MR: Yeah. I have to ask you about "Mad World," the Tears For Fears song that you re-recorded with Gary Jules. That was an international number one record. It made a little bit of noise here, people know it, but it was a number one record around the world. To me, the moodiness of that record was exactly right on, stripping away all the Tears For Fear production, and it seems like that was the exact read that song always was meant to have. Is that how you felt when you finished producing it and were listening to the playback?
MA: You know what, it was coming off my score so the whole score pretty much sounds like that. I was sort of just in a minimalist state of mind at that point. I heard it, I thought it was special, but I didn't think it was a hit song. It was hard to even think in terms of that. If I was to compare it to something that was on the radio or something that was a hit at that point, I think "hit" wouldn't have been the first thing that came to mind. I always try to make stuff that affects me and I think that if given the chance, a lot of music that doesn't seem like the formula of what might be a hit would be more popular. There's a lot of great music that doesn't sound like whatever. Everything sounds very dance-y now.

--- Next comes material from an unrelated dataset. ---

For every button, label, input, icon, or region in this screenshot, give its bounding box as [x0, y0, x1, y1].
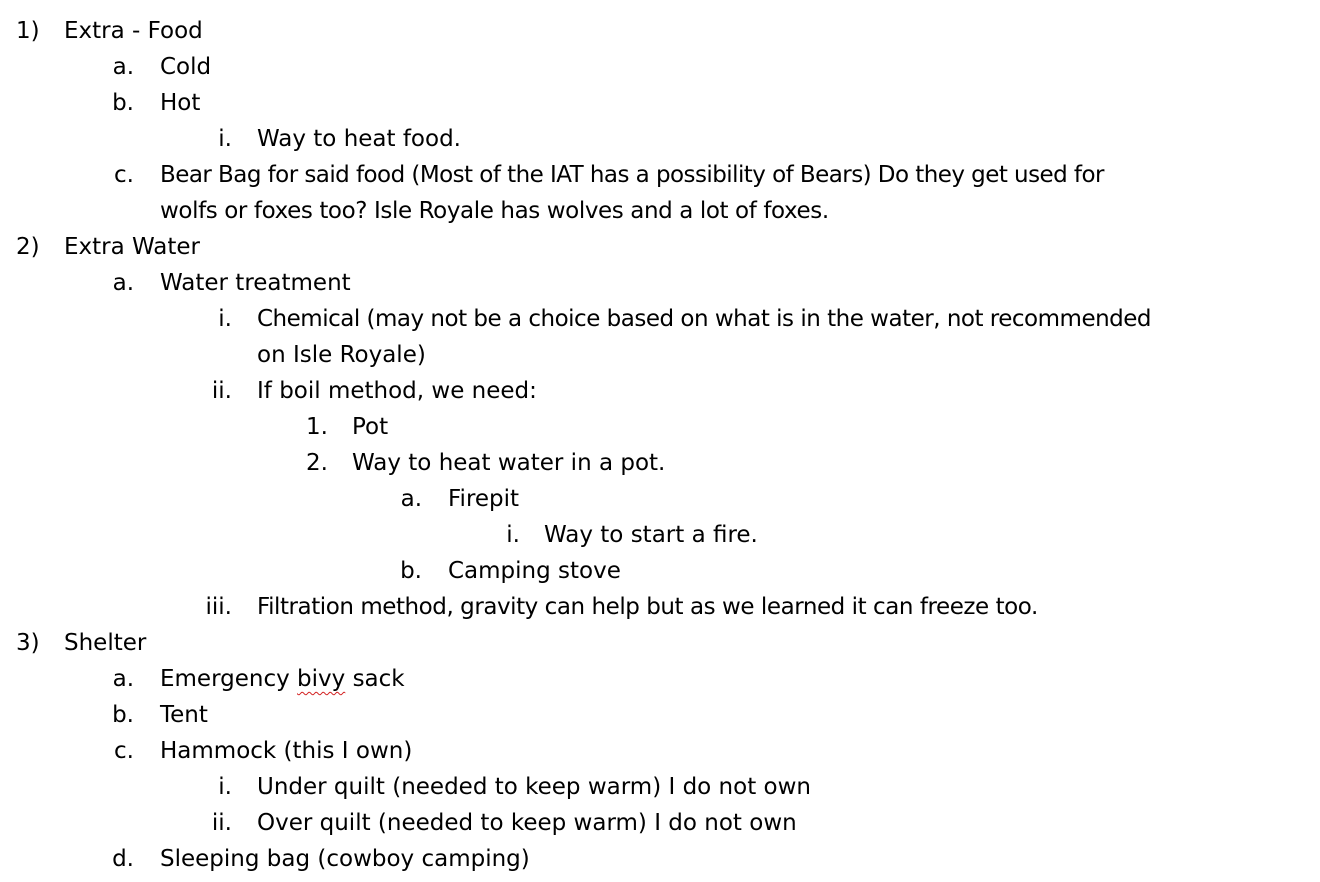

MR: We go through phases. I don't want to classify "Mad World" as "emo," but on the other hand, I guess it does fit into that category a little.
MA: Right. The lyrics already were, and then my approach to it was probably. It's like reverse melodrama. You strip everything away and then it becomes more dramatic as opposed to how some people add things to make them more dramatic and I guess I went the other direction.
MR: And you were rewarded with a monster hit around the world. That must have been not only surprising but satisfying.
MA: It was. I made it with my friend who I'd been friends with since my childhood, so there was sort of a sweet success to it. But you know, again, it wasn't our song. The pursuit of confusion. Everybody's confused by the whole thing. "Did you write that song? Wait, you didn't sing that song. What did you do on that song?" It's funny. It's funny to have people try to figure out what I did.
MR: And, of course, you did play piano on the track. We have to remind everybody of that, too.
MA: Yeah, I mean, but it's funny. It's more than that...people still wonder what I did, but it's good. I'd rather have people know the song than know me, to be honest with you.
MR: That's nicely modest of you. Last song to talk about from Spilling A Rainbow..."Bubbles In Space"
MA: That's a very, very cool video that you guys also showed on Huffington Post and helped us show it to, gosh, a ton of people.
MR: Yes, I do remember that it perhaps came in through my blog. Ahem. [laughs] I appreciate that. Can you go into the song?
MA: Yeah. "Bubbles In Space," that was just me watching my son blowing bubbles in the back yard and sort of using that as a sort of metaphor about letting your breath out like letting go of your past. That's a simple thought.
MR: Mike, thanks for talking to me.
MA: Okay, thank you for having me, Mike.